Oxidative stress induced by reactive oxygen species (ROS) is inevitably produced from normal cellular metabolism through mitochondrial respiration and a family of membrane-bound NADPH oxidases (NOXs). ROS are broadly divided into free radicals (molecules with unpaired electrons) and non-radical species. Physiologically, three main ROS types are superoxide anion (O₂⁻), hydroxyl radical (OH^·), and hydrogen peroxide (H₂O₂) [1]. ROS play an important role in both physiological cell functioning at low to moderate concentrations by oxidizing different collocated proteins to activate multiple biochemical pathways associated with cell viability, proliferation, differentiation and metabolic adaptation [2]. However, at high concentrations, ROS are toxic and cause oxidation-induced damage to the pivotal cell components including lipids, proteins and DNA leading to cell cycle arrest and cell death [3,4,5,6,7]. There is growing evidence showcasing that the excess oxidative stress cause different pathological diseases including cancer, atherosclerosis, neurological disorders, cardiovascular stress (hypertension, ischemia, reperfusion), diabetes mellitus, chronic inflammation, acute respiratory distress syndrome, idiopathic pulmonary fibrosis, chronic obstructive pulmonary disease, and asthma [8,9,10]. For example, atherosclerosis is caused by ROS-mediated oxidation of the lipids in low-density lipoprotein (LDL) called lipid peroxidation [11]. In cancer, ROS can promote cancer by introducing conducive genetic mutations by oxidizing specific intracellular chemical moieties and activating biochemical pathways that promote growth and neoplastic transformation [12]. Cancer cells survive high ROS concentrations by preserving the intrinsic concentrations of reduced glutathione and thioredoxin, which allows cells to activate proximal signaling pathways necessary for their neoplastic transformation and simultaneous repair of any damage caused by ROS to inhibit cell death.
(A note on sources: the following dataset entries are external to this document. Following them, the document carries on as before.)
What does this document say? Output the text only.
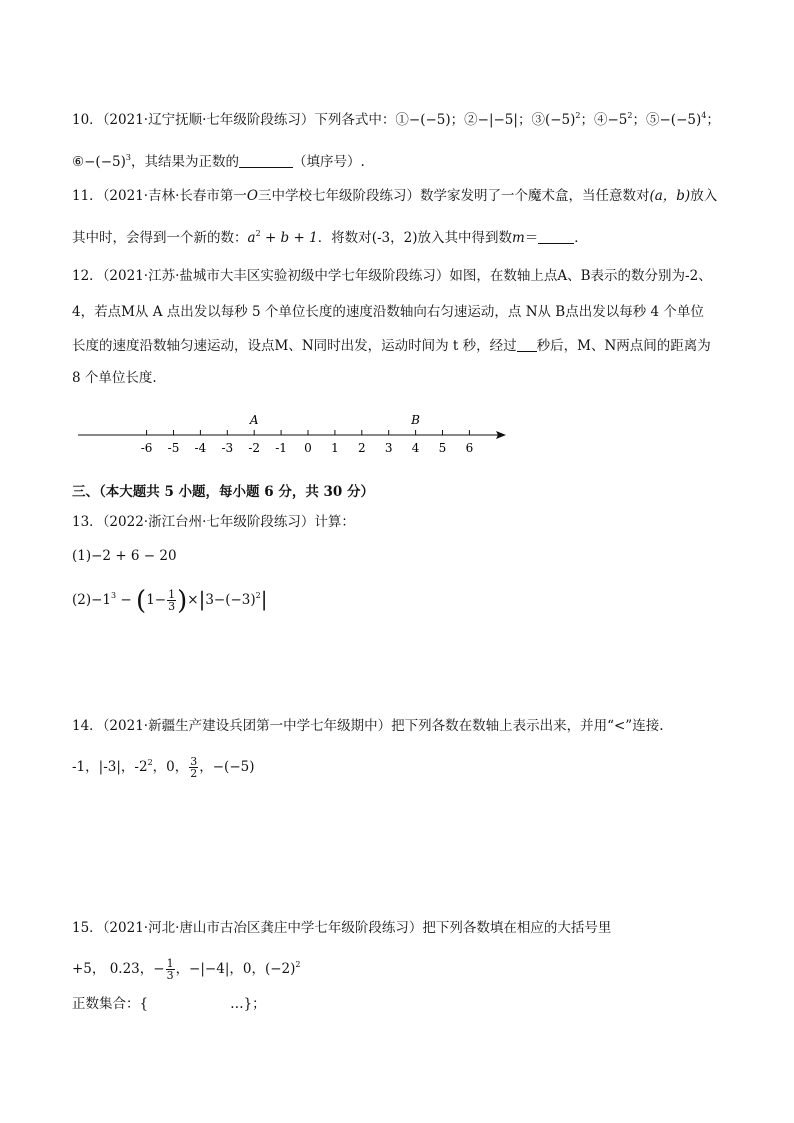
10．（2021·辽宁抚顺·七年级阶段练习）下列各式中：①−(−5)；②−|−5|；$③(-5)^2$；$④-5^2$；$⑤-(-5)^4$；
$⑥-(-5)^3$，其结果为正数的	（填序号）.
11．（2021·吉林·长春市第一O三中学校七年级阶段练习）数学家发明了一个魔术盒，当任意数对(a，b)放入
其中时，会得到一个新的数：$a^2 + b + 1$．将数对(-3，2)放入其中得到数m＝	．
12．（2021·江苏·盐城市大丰区实验初级中学七年级阶段练习）如图，在数轴上点A、B表示的数分别为-2、
4，若点M从 A 点出发以每秒 5 个单位长度的速度沿数轴向右匀速运动，点 N从 B点出发以每秒 4 个单位
长度的速度沿数轴匀速运动，设点M、N同时出发，运动时间为 t 秒，经过 秒后，M、N两点间的距离为
8 个单位长度.
-6 -5 -4 -3 -2 -1 0 1 2 3 4 5 6
A	B
三、（本大题共 5 小题，每小题 6 分，共 30 分）
13．（2022·浙江台州·七年级阶段练习）计算：
(1)−2 + 6 − 20
$(2)-1^3 - (1- \frac{1}{3} )\times|3-(-3)^2|$
14．（2021·新疆生产建设兵团第一中学七年级期中）把下列各数在数轴上表示出来，并用“<”连接.
-1，|-3|，$-2^2$，0， $\frac{3}{2}$ ，−(−5)
15．（2021·河北·唐山市古冶区龚庄中学七年级阶段练习）把下列各数填在相应的大括号里
+5， 0.23，− $\frac{1}{3}$ ，−|−4|，0，$(-2)^2$
正数集合：{	…}；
Oxidative stress is central to neuropathologies including neurotrauma and neurodegenerative diseases. In neurotrauma, overproduction of ROS, in addition to Ca⁺² imbalance, causes continued damage to the central nervous system known as secondary degeneration [13]. This overproduction of ROS causes a deficit in myelin which provides the structural basis for neuronal signal transmission. Damage to myelin causes neuronal damage, which can be exacerbated by the loss of oligodendrocytes (through overexposure to ROS). Oligodendrocytes are more vulnerable to ROS due to their higher intracellular iron levels and lower concentrations of antioxidants (such as glutathione and MnSOD) compared to glial cells [13,14]. ROS was implicated to induce the pathogenesis of neurodegenerative diseases (such as Alzheimer’s and Parkinson’s disease). Although the etiology of neurodegenerative diseases is not entirely understood, however, there is growing support for the role of ROS in augmenting disease progression. It is believed that in AD and PD, commonly found pathologies of aggregation of misfolded proteins can trigger an inflammatory response, which in turn induces ROS production [15,16]. Furthermore, ROS production from mitochondrial dysfunction in neurodegenerative diseases further exacerbates inflammation and dysregulates downstream redox signaling pathways, which were implicated in continued cell death [17]. Given the mixed reports on the efficacy of exogenous therapeutic antioxidants on ROS production in neurodegenerative diseases, there are multiple avenues of investigation currently undergoing to decipher the exact mechanism of ROS on the pathology of neurodegenerative diseases [17,18].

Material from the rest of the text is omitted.